Some workplaces – particularly government ones – are strictly watching that employees aren’t rooting when they should be working. Italy’s Renato Brunetta, minister for public administration, even warned government workers ahead of the tournament: “Fun is one thing, work is another.”
Many other bosses seem only too happy to allow the World Cup into the workplace – perhaps because they share their subordinates’ football obsession. In the Netherlands, whose team knocked Brazil out in the quarterfinals, the entire country’s quitting time was unofficially moved forward to 1 p.m. on Friday so fans could watch the game.
Adam Gardner, a 31-year-old custodian at Cambridge University, said his boss gave him permission to come in early and leave early to root for England – then headed out to watch the game himself.
“A lot of people did. The place was empty,” Gardner said.
German insurer Allianz SE set up viewing areas in its Munich offices for Germany’s match with Serbia and allowed all interested to watch it – as long as they punched out beforehand so they weren’t watching on company time. About 10 percent – 1,100 workers – took the company up on the offer.
“It is really motivating if employees are allowed to watch the World Cup during their work day at the company,” Allianz spokeswoman Vera Werner said. “Some of the managers also came along to watch the game and they saw it as a way to boost their co-workers’ team spirit.”
The U.S. is not as swept away as the rest of the world, but nearly 15 million Americans tuned in to ABC for the team’s 2-1 loss to Ghana in extra time, with another 4.5 million watching on the Spanish-language Univision – making it the most-watched men’s World Cup game ever in the country.
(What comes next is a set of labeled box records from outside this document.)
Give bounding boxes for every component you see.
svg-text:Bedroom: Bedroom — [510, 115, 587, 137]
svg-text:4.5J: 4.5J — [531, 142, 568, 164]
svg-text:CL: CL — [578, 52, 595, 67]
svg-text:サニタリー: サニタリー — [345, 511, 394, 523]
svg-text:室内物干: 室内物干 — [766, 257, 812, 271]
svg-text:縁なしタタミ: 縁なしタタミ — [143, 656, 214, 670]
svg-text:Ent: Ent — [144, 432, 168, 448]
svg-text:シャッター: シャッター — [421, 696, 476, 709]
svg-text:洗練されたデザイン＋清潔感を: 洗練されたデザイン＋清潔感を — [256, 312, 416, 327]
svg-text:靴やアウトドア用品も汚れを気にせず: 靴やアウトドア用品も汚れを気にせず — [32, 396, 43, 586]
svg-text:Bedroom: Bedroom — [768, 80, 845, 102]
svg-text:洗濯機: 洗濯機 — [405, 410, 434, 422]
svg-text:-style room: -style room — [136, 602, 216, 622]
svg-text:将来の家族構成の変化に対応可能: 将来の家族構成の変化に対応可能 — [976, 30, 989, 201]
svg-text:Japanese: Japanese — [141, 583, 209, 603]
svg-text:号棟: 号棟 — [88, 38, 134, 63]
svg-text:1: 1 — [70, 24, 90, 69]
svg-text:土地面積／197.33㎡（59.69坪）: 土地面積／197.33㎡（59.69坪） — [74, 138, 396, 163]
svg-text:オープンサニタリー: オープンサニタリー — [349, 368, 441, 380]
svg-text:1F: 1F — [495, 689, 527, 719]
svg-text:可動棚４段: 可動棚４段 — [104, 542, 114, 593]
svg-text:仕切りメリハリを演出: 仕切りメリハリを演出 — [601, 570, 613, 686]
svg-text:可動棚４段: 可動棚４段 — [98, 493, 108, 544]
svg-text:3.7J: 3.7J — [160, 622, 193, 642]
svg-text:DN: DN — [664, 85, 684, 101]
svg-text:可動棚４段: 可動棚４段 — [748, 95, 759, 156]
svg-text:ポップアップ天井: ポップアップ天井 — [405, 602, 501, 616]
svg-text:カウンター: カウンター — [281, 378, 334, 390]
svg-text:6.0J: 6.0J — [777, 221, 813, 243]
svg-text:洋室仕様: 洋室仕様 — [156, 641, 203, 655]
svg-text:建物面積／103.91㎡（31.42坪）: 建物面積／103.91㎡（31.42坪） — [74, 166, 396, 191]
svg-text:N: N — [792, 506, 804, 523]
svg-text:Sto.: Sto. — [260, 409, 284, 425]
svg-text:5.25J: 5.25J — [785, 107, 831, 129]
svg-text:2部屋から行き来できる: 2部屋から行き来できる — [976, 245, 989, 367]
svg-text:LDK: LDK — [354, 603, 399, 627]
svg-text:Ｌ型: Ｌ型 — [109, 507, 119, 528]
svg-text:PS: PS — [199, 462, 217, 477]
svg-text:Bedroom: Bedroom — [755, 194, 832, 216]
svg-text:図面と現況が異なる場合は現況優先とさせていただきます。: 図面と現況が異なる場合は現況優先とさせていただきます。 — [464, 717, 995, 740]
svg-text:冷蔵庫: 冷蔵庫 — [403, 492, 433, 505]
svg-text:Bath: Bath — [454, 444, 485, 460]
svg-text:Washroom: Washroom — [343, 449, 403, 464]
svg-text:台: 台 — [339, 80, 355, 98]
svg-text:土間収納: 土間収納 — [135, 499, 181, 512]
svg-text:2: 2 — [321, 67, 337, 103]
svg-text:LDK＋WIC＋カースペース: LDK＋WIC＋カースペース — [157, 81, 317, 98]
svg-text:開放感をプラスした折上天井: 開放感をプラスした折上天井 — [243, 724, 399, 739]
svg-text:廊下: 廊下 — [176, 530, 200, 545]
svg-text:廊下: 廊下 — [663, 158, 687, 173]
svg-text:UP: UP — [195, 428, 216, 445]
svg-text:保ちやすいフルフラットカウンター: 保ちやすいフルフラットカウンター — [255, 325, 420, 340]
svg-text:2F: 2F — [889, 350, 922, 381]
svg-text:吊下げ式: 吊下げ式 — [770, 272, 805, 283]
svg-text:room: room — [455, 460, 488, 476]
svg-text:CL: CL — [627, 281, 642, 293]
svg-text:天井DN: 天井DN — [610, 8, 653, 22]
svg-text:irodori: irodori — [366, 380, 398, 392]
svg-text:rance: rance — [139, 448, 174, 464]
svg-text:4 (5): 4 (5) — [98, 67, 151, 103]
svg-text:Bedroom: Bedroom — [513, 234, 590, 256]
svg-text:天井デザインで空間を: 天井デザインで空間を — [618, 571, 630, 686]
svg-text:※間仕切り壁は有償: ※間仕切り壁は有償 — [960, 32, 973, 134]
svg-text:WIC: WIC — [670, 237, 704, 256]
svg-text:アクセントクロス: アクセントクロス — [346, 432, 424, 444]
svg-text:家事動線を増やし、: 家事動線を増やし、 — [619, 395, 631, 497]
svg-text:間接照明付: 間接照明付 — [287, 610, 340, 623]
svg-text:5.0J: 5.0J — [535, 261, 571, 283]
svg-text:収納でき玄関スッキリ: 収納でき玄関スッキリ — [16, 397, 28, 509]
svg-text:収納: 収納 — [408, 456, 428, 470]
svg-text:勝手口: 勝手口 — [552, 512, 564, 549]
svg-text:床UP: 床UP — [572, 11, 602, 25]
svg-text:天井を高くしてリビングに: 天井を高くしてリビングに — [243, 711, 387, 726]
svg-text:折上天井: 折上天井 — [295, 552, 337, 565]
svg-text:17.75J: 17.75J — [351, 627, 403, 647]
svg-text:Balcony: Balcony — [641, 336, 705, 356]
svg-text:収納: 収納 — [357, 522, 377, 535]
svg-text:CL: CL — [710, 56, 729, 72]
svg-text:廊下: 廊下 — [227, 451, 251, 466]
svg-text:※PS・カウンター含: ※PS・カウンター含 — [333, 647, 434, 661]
The World Cup is the fourth-biggest “top productivity sapper” in the U.S., based on a nonscientific ranking of top sporting events carried out by Challenger, Gray & Christmas, a workplace consultancy based in Chicago. The NCAA men’s basketball tournament ranked No. 1 and was followed by NFL fantasy football pools and the Super Bowl.
Concessions to World Cup fever perhaps go furthest in Brazil, where the notion of not allowing workers to watch matches – or in most cases, giving them most of the day off to view it with family and friends – would be met with mass revolt.
And then there’s Uruguay.
For the Celeste’s quarterfinal victory over Ghana, Uruguayan government offices shut down at 3 p.m. or simply stopped responding to the public, as did the banking system and most businesses.
For its semifinal match today against the Netherlands, management and unions “in virtually every company” have agreed to modify shifts so that everyone can watch, said the secretary of Uruguay’s powerful metalworkers union, Marcelo Abdala.